Approximately one-third of the world’s marine traffic passes through this sea, which is home to more than half the world’s fishing vessels, a key node in the network of undersea telecommunications cables, and $3.4 trillion in commodities.
This so-called “Blue Acceleration” is actually just a competition for space and resources in the ocean, which both threatens and offers prospects for the planet’s long-term viability.
The research focuses on the beneficial effects that humans can have. For instance, the amount of land that is protected from various forms of exploitation has expanded at an exponential rate since the year 2000 and shows no indications of slowing down.
And throughout this time span, technology for offshore wind farms has advanced to the point that they are commercially viable, enabling a reduction in the world’s dependency on fossil fuels.
They point out that there is a significant degree of consolidation concerning the oil and gas business, the bioprospecting industry, and the seafood industry, with just a tiny handful of international firms dominating each area. The group proposes that financial institutions and other types of investors should implement more strict sustainability requirements for ocean projects.
In addition, the study mentions Norway. Northern Europe’s government wants to boost salmon output fivefold by 2050 in this country, which borders the North Sea and has an extensive coastline. However, aquaculture facilities are already at a premium in this region.
As a result, the fishing industry is concerned about aquaculture contamination and the possibility that farmed salmon might contaminate wild populations. Oil and gas output continues to rise, as do cruise tourism numbers in Norway, and now floating offshore wind projects are also being discussed. Massive metal and mineral-rich sulfide deposits were discovered on Norway’s continental shelf in September 2019.
Ocean Is Enormous, But Not Unlimited
If anything, the scientists downplayed the problem, said Lance Morgan, head of the Marine Conservation Institute in Seattle, which is located in the United States of America. It is not enough to just make an effort to manage all of the varied activities prudently; in addition to that, it is necessary to maintain the ocean’s functionality.

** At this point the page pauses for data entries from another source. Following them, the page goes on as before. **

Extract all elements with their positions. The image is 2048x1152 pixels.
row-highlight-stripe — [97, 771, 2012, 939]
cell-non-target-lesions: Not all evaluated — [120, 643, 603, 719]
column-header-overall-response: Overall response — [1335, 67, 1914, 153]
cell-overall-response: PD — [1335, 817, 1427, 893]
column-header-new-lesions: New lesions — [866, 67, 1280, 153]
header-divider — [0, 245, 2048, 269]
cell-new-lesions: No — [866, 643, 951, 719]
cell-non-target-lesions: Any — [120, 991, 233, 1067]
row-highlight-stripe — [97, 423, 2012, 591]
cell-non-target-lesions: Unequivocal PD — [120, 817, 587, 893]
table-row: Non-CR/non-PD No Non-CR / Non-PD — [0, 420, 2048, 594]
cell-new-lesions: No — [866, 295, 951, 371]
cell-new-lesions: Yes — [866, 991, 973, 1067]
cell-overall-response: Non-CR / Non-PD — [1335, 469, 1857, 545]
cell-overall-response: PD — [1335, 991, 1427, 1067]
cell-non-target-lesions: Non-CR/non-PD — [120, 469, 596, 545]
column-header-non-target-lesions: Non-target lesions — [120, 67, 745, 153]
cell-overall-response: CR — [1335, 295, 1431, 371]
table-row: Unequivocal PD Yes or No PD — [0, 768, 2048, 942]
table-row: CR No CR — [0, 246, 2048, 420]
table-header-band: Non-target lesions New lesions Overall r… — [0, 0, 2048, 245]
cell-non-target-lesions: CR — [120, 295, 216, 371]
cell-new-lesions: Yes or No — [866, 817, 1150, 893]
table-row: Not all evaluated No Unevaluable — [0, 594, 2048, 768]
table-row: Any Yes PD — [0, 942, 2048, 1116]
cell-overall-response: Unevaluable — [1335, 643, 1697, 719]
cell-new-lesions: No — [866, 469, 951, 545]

The ocean is the most important ecosystem on Earth if we do cause problems due to its lack of resilience. It’s capacity to produce oxygen, absorb carbon, and operate correctly. In reality, it is our whole system for regulating the climate and providing for our sustenance. It’s not only the ocean that’s failing. We’re failing as a species.
According to Porter Hoagland, an expert on marine policy at the Woods Hole Oceanographic Institution in Massachusetts, the United States, the term “saturation” of the ocean is an issue that is significantly more prevalent along coasts than it is out on the high seas.
In specific locations, such as the United States, Canada, Australia, and New Zealand, maritime spatial planning is being used to help balance competing needs. The North Sea in Europe is one such region.
Countries have the authority to control the management of resources located within 200 nautical miles of their own coasts. Both the water column and the seabed, as well as the many activities that take place in the ocean, such as fishing, shipping, mining, and pollution, are examined in their own distinct ways.
Jesica Garcia – a great tech freak and a professional Software Engineer, belongs to a tiny town in the UK, Stamford. It is her own choice to be a content writer. Before starting the online work, she taught computer science in a school. Apart from her Software Engineering career, she has also completed her master’s in Education and Politics. She is very passionate about helping people understand about content writing and marketing. She is a keen observer and possesses a very humble personality. Additionally, she is a keynote speaker and a social worker.